La course à l’intelligence artificielle se divise en deux compétitions, et celle que la Chine est en train de gagner pourrait compter davantage que celle que l’Amérique croit contrôler.
Le 16 juillet, le laboratoire chinois Moonshot AI a publié Kimi K3, un modèle ouvert de 2,8 billions de paramètres qui est désormais le plus grand système d’IA jamais construit accessible au public. Sur l’indice Artificial Analysis Intelligence v4.1, il obtient un score de 57,1 contre 58,9 pour GPT-5.6 Sol et 59,9 pour Fable 5 d’Anthropic. Cet écart est réel, mais il est le plus petit jamais enregistré entre un modèle ouvert et les meilleurs systèmes propriétaires.
Le modèle repose sur deux innovations architecturales, l’attention Delta de Kimi pour le passage à l’échelle des longues séquences et un routeur Stable LatentMoE qui active 16 des 896 experts par jeton. Il dispose d’une fenêtre contextuelle d’un million de jetons et égalise ou dépasse les modèles frontaliers occidentaux sur plusieurs critères de codage. Sur le classement Arena WebDev, Kimi K3 s’est classé premier avec un score de 1 679, devant Fable 5 et GPT-5.6 Sol.
La différence de prix est encore plus frappante. Kimi K3 facture 3 $ par million de jetons d’entrée et 15 $ par million de jetons de sortie, soit environ la moitié du coût de Claude Opus 4.8. Les poids ouverts complets sont promis d’ici le 27 juillet, ce qui signifie que tout développeur pourra héberger lui-même le modèle sur sa propre infrastructure.
L’histoire plus large est structurelle. Huit des dix meilleurs modèles d’IA chinois sont désormais ouverts, téléchargeables, auto-hébergeables et commercialement utilisables sous licences permissives. Les modèles développés en Chine représentent environ 30 % de tous les téléchargements de modèles ouverts dans le monde sur HuggingFace. La famille Qwen d’Alibaba a dépassé Llama de Meta en termes de téléchargements cumulés.

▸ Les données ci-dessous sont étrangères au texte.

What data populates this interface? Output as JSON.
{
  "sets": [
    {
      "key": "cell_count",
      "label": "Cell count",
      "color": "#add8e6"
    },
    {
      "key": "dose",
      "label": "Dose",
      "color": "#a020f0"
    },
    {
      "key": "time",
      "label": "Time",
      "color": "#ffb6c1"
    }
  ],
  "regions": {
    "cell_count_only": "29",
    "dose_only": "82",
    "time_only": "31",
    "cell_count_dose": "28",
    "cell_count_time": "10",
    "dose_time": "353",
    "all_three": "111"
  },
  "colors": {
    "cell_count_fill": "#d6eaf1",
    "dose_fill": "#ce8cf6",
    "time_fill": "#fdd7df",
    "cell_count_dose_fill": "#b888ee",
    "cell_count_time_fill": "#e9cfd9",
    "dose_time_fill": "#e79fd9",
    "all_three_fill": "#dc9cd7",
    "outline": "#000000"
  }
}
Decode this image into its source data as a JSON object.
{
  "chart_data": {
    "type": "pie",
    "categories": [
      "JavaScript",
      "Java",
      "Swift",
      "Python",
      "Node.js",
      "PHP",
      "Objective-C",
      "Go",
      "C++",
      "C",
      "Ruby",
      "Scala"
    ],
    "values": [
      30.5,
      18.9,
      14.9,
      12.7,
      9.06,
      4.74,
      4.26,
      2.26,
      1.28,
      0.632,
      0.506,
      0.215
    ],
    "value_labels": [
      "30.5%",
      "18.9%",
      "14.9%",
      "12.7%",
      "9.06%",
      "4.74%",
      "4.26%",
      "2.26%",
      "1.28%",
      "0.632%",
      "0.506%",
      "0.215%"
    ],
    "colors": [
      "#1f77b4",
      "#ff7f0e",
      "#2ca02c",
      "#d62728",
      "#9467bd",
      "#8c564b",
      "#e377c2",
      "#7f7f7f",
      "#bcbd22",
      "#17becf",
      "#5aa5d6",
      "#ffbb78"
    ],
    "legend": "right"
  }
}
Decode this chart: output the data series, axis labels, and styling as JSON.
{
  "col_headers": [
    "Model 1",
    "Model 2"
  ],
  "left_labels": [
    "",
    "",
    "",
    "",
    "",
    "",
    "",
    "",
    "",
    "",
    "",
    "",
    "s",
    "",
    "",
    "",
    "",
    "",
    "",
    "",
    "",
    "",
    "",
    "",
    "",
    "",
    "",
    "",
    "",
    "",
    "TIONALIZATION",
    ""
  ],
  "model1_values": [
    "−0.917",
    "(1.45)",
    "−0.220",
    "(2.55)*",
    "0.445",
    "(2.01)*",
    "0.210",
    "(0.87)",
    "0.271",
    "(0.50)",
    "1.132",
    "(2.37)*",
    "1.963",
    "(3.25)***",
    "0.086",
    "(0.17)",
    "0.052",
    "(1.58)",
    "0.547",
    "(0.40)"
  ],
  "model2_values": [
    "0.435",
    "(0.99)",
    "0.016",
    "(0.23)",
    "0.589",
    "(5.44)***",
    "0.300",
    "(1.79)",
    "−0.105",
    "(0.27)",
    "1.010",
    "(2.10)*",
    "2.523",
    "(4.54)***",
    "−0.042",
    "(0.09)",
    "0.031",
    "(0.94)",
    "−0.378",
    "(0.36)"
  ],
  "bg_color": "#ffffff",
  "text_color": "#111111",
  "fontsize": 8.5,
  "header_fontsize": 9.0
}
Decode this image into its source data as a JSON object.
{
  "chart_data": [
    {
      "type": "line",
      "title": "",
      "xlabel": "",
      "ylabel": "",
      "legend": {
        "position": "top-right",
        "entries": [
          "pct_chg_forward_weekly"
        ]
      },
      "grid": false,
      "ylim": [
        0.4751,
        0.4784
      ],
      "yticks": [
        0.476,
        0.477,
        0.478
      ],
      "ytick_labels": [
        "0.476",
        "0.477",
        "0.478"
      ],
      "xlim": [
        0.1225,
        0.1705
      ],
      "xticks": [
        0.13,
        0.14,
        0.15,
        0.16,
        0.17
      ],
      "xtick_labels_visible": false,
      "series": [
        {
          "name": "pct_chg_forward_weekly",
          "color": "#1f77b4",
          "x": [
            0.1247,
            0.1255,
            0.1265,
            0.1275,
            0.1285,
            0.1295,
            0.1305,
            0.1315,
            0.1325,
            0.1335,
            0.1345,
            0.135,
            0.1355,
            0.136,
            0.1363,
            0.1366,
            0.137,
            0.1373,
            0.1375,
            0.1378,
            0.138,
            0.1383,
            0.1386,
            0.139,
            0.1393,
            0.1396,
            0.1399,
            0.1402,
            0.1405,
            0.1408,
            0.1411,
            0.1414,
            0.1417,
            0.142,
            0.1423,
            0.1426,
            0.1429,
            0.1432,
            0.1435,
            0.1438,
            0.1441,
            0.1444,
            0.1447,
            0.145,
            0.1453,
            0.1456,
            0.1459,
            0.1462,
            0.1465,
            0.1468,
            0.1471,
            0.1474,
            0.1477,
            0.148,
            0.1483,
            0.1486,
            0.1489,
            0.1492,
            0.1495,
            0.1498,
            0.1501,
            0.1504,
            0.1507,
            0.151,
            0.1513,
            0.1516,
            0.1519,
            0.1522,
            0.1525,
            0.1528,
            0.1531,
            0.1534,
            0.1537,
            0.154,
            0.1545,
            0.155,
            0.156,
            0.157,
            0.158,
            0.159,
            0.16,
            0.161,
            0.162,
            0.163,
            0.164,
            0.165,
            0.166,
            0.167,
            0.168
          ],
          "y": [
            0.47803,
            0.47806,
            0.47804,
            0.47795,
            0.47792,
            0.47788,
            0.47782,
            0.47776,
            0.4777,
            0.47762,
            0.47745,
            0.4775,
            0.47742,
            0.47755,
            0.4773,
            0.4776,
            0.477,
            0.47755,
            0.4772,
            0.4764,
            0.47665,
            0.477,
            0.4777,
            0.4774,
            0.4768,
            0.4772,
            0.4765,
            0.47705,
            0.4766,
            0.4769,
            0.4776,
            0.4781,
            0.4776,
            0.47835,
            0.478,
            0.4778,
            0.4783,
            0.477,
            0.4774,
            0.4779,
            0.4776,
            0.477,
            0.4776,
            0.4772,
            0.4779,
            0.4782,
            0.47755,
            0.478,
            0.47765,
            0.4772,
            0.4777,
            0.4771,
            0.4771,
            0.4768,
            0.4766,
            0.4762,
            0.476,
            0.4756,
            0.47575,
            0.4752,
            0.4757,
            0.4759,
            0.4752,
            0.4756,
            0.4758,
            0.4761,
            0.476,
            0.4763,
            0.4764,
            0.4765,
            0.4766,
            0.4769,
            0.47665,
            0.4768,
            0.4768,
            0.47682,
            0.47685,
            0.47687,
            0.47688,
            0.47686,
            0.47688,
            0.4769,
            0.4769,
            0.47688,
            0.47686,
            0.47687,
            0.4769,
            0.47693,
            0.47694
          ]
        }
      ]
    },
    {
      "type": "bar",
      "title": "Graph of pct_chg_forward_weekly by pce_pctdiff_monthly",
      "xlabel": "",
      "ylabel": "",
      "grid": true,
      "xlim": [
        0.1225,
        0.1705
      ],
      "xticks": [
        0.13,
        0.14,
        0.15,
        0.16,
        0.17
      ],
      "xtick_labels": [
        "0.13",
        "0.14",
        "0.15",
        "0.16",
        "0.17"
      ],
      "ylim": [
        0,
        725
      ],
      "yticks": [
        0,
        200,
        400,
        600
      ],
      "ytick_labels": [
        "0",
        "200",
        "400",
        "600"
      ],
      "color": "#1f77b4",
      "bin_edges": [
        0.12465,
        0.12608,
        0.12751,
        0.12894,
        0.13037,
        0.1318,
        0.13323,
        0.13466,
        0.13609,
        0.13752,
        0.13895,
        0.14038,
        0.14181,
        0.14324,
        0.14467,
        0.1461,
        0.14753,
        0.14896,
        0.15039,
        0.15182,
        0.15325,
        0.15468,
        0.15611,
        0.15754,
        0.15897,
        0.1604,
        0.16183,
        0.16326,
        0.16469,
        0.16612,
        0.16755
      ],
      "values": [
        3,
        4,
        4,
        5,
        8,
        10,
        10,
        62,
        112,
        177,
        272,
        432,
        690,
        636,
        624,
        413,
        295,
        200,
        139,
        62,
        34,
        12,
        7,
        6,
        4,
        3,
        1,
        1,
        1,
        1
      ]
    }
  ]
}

Il s’agit d’un changement géopolitique déguisé en histoire technologique. La domination américaine de l’IA reposait sur deux hypothèses : que les meilleurs modèles resteraient fermés derrière des paywalls, et que les contrôles à l’exportation sur les puces avancées empêcheraient les laboratoires chinois de rivaliser. Ces deux hypothèses s’effondrent. Les laboratoires chinois publient leurs poids ouvertement, gagnant ainsi une adoption dans le monde en développement, et de plus en plus en Occident, tandis que les entreprises américaines gardent leurs modèles les plus performants derrière des points d’accès API que les gouvernements peuvent fermer ou surveiller.
Le modèle ouvert Kimi K3 est également arrivé sans fiche système publiée, sans documentation de sécurité et, selon le développeur Theo Browne qui l’a testé longuement, « sans aucune restriction de sécurité ». Browne a réalisé un portage de code autonome de trois heures, un audit de sécurité complet d’un produit cloud non lancé, et a généré un jeu 3D jouable, tout cela, selon lui, qu’il n’avait jamais vu d’un système ouvert auparavant.
Pour Washington, le calcul est inconfortable. Essayer d’arrêter l’IA chinoise par le biais de contrôles à l’exportation n’a pas fonctionné, les modèles continuent de s’améliorer et ils continuent d’être publiés. La course ne porte plus sur qui construit le modèle le plus intelligent dans un laboratoire de San Francisco. Elle porte sur le modèle qui sera adopté par le reste du monde.